Charles Kim, Winner

The 2010 Business-to-Business Products and Services Entrepreneur of the Year? is Charles Kim, President and CEO, Trans-Pac Group of Companies.


The 2010 Business-to-Business Products and Services Entrepreneur of the Year
 is Charles Kim, President and CEO, Trans-Pac Group of Companies.

Classical violin plays quietly in the reception area of Trans-Pac’s penthouse office in Vancouver’s financial district. A treadmill, tucked in a corner by the boardroom table, is barely visible from the leather couches where Charles Kim sits, drinking a Coke on ice. The machine hints at Kim’s athletic pursuits, most of which are spent immersed in the forests that make his 21-year-old log and lumber export company one of the strongest in B.C.

Kim hiked the Grouse Grind again today at 5 a.m. – the best cure for jet lag, he says. He should know. With 10 offices around the world, more than 100 employees and headquarters in Vancouver, Trans-Pac has kept Kim on an ambitious international travel schedule for decades, building business relationships with forest industry leaders from across the field.

Four Questions

What was your first real job?

Selling lumber to sawmills in Quebec and New Brunswick.

What was your first big break in your current business?

Transforming from a trading company to a harvesting company.

Who was your role model/mentor?

I thought I was the smartest kid! I read a lot about people’s success stories – they never agreed with me. I thought I was lucky. I was very vulnerable because of my optimism.

If I wasn’t doing this, I’d like to be . . .

Travelling with my wife, playing golf, skiing, hiking. Those are my passions.

Under Kim’s guidance, Trans-Pac has not only become one of the largest private coastal log exporters to Asia but it has expanded operations to include log harvesting, wood products manufacturing and distribution, and commercial real estate. Annual revenue today is approximately $100 million.

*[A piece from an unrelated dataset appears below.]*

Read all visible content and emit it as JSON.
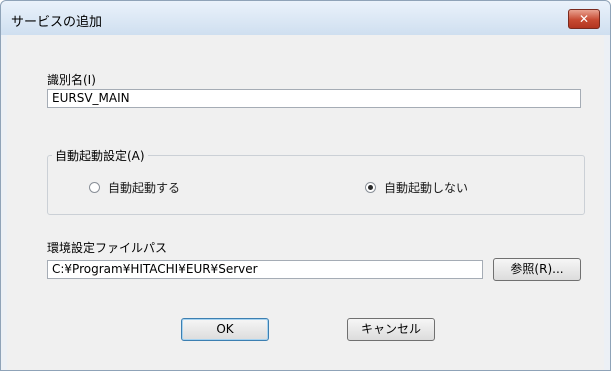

At 57, Kim only now shows signs of slowing down. “I’m getting older,” he says, smiling. “Until I hit 55, I didn’t think I would ever get old.” He plans to work for five more years in his current position before finding a replacement. 

“That’s the toughest challenge: finding the right people,” he says. Filling Kim’s shoes will be no easy task. An unusual hybrid of soft-spoken gentleman and reckless pioneer, his major professional breaks came from going where “nobody wanted to go.”

Kim’s trailblazing spirit took him from Korea to Hong Kong, then Toronto and finally Vancouver, with a stop in Saudi Arabia to work for a French oven manufacturer before entering the forest industry. The same impetus spurred Kim to take Trans-Pac’s timber harvesting operations to northern Alaska eight years ago. 

“There are moments when you look back and say, ‘Gee, was I ever vulnerable then.’ It makes you think. I think it’s fate, a lot,” Kim says. “I took chances. I made it good. Then I’d make mistakes, but I’d make better decisions.”